I never attended a mid-'90s Morissette concert, but I have a hard time imagining its atmosphere could match the insouciant innocence of a Carly Rae Jepsen live set. A lack of masks, public health risks aside, allowed for a full view of visages of excitement. Concertgoers bonded, inviting strangers into their tight circles to dance and hug and reminisce about Jepsen-related musical memories. This was a crowd of 30-somethings that were behaving like high school juniors — a comparison that's impossible to escape considering I saw Olivia Rodrigo play the same venue just a few months prior.
But that's not to suggest an immaturity on the audience's part. Jepsen's music projects a self-awareness to the nth degree. Her lyrics tempt nostalgia for a bliss that may only exist in your imagination. They allow you to reconstruct your past as a Disney Channel original movie, and invite you to reflect on the most intense crushes and hopes of your youth. It doesn't matter if weekends weren't spent at the beach, or if you didn't share a first kiss at the homecoming dance, or if you couldn't savor the cool of an ice cream cone because of a reactionary intolerance to lactose. Listening to her music allows these memories to exist by proxy. Jepsen isn't creating a vicarious experience for you, the fan. She is allowing us to reimagine — albeit briefly — our own past, with a verisimilitude of goodness that we may or may not have ever known.

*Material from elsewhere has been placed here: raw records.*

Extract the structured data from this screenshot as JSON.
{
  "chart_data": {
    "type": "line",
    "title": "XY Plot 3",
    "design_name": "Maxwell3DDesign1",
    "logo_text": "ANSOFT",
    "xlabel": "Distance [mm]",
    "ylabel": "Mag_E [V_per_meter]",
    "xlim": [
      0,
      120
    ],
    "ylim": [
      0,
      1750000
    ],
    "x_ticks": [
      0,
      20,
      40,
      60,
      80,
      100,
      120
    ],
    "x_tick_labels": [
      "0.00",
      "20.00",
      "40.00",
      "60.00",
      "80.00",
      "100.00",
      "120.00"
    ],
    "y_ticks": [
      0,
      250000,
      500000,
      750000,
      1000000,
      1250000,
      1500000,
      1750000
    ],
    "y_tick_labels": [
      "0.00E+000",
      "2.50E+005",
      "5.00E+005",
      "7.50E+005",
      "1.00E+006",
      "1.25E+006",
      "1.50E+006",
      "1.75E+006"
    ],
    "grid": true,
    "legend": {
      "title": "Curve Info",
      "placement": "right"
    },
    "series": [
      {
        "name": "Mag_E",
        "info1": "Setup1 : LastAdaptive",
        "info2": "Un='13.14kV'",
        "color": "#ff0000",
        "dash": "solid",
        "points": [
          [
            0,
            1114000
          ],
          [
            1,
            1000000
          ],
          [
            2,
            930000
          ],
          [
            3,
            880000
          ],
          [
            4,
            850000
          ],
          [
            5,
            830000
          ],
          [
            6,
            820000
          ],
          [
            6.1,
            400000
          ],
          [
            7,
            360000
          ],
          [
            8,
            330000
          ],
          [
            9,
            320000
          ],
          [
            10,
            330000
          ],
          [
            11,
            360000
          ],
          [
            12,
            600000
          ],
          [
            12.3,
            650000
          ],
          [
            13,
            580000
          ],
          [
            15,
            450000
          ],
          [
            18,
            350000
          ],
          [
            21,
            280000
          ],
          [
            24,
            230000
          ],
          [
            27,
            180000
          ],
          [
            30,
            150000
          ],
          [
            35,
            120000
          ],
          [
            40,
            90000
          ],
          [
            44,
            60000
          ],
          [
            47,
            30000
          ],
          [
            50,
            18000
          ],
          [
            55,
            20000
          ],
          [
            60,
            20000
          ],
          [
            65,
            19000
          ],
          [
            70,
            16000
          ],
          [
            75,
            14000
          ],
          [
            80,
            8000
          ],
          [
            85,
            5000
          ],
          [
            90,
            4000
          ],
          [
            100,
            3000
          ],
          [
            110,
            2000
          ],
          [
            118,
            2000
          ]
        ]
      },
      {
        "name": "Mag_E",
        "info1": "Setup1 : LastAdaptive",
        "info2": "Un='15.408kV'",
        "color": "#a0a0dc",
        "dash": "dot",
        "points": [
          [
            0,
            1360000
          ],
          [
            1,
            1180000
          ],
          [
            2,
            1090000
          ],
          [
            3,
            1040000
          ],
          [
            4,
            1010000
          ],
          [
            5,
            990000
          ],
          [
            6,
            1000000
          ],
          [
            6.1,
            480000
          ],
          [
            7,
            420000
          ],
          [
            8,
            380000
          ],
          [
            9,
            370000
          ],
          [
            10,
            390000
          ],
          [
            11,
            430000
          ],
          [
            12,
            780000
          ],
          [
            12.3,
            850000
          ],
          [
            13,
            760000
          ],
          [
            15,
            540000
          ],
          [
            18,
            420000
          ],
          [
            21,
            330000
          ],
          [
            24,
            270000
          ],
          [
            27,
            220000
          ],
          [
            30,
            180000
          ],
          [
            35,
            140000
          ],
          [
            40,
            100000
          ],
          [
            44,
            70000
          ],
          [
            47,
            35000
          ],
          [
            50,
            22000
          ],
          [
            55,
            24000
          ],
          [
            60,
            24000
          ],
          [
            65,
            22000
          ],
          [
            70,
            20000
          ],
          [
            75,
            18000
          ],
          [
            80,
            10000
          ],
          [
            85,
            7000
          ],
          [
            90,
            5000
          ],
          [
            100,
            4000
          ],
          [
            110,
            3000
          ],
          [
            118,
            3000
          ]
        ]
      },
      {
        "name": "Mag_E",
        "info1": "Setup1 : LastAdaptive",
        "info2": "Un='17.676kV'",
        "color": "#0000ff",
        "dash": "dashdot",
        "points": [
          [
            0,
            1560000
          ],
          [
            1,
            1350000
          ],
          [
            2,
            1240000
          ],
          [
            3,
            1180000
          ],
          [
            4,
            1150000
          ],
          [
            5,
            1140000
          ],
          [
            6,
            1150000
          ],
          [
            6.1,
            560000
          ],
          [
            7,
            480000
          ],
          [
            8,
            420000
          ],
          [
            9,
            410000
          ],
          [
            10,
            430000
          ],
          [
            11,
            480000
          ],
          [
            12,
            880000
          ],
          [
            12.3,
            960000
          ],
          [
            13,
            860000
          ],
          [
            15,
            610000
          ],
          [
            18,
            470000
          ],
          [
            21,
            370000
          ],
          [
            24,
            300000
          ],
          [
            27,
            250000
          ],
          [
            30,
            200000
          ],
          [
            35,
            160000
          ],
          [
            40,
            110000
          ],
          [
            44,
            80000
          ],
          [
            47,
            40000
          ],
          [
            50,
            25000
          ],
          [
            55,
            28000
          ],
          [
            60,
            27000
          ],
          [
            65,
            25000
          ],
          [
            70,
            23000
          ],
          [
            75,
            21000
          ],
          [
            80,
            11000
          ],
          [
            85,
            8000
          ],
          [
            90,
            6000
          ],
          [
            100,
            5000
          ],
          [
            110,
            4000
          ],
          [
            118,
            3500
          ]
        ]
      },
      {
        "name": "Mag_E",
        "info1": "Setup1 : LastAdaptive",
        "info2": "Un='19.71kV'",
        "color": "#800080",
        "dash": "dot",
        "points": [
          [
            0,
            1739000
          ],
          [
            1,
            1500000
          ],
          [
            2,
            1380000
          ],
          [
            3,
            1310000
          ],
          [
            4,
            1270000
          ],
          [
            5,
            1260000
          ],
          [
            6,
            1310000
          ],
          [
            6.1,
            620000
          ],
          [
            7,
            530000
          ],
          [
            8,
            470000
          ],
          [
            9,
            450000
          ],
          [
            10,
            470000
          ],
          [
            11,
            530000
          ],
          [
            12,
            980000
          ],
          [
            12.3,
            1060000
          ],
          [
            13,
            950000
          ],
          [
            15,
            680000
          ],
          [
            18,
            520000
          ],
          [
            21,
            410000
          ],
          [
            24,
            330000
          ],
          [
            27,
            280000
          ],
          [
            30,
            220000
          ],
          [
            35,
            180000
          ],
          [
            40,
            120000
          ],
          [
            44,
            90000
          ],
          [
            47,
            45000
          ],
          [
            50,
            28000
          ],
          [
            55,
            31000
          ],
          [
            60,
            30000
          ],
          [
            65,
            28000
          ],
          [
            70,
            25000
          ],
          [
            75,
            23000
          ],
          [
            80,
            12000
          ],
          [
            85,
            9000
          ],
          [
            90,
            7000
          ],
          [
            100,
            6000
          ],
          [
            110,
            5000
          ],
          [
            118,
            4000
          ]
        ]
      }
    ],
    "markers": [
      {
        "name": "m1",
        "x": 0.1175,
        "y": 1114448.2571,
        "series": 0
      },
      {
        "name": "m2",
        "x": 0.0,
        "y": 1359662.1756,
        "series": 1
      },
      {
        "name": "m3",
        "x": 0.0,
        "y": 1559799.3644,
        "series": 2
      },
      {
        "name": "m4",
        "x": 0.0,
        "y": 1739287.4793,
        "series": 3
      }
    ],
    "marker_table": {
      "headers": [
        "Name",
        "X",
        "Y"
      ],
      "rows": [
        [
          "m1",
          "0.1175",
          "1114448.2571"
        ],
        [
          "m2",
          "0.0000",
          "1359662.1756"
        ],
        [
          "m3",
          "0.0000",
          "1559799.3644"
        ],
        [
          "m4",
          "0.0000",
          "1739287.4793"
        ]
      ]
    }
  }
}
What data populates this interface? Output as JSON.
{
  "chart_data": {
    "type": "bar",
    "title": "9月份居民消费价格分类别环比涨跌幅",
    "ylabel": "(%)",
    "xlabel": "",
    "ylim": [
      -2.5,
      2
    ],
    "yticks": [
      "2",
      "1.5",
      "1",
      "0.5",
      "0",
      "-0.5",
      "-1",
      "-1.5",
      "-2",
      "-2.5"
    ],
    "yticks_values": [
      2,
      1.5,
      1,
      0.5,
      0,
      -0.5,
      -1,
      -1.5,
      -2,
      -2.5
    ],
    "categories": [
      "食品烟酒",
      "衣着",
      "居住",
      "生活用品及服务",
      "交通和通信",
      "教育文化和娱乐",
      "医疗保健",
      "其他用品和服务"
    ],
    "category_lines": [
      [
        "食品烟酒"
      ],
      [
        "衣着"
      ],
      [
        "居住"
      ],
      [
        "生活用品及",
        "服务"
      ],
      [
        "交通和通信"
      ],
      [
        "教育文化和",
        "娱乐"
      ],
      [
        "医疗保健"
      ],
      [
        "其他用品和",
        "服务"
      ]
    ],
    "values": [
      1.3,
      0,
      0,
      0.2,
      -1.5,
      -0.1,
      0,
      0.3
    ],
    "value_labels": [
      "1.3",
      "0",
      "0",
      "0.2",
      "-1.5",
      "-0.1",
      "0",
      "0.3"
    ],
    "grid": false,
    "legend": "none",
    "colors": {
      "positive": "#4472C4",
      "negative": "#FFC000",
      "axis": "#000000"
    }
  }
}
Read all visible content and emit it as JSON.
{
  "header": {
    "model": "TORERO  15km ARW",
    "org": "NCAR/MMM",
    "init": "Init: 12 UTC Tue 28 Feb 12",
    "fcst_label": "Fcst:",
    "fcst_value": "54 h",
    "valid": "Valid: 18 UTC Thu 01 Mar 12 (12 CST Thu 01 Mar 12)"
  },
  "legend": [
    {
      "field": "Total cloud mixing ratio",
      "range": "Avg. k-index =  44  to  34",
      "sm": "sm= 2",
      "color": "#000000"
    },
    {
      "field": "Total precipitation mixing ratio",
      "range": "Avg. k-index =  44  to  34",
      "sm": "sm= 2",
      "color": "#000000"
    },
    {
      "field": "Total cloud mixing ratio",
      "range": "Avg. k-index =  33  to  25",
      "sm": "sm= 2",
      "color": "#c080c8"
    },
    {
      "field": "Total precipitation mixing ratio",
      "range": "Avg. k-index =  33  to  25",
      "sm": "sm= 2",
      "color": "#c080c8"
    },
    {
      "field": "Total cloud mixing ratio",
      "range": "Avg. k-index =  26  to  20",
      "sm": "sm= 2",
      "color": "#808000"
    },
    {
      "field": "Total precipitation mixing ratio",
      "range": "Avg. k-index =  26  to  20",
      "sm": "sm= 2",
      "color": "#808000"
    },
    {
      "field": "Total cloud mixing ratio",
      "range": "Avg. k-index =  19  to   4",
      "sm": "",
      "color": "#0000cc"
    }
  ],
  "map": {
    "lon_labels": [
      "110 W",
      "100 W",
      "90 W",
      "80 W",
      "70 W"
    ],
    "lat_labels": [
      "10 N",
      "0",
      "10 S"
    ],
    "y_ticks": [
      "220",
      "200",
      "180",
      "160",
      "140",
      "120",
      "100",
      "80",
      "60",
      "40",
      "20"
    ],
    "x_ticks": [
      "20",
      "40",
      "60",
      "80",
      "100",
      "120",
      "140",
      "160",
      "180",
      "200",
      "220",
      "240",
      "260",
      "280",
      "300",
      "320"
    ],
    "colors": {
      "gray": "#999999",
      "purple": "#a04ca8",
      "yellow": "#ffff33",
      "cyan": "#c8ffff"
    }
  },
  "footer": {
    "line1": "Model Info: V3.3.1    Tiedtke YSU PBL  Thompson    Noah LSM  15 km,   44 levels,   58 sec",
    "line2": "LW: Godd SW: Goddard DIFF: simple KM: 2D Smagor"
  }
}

"The Moon ... is a reminder to us, in its constancy," said Jepsen in an Instagram post, "that even when we are having the loneliest time, we are never really alone." The So Nice Tour leans heavily into that lunar imagery — a moon with humanoid features and named the Ambassador of Love welcomes you to the concert. The ambassador offers words of encouragement, and reminders that every person is worthy of celebration. During a brief instrumental interlude for Jespen's costume change, the ambassador reintroduced the singer, making it clear that "I really, really, really, really, really like you."
This isn't musical "Bildungsroman." Jepsen’s music begs you to look for the innocence you forgot to pack when you gathered your strength and hauled new baggage into adulthood. In a room with her, cynicism is stripped of its appeal. The world didn't make you that way — people did. And once those numbed feelings are found, what could you do with all that emotion?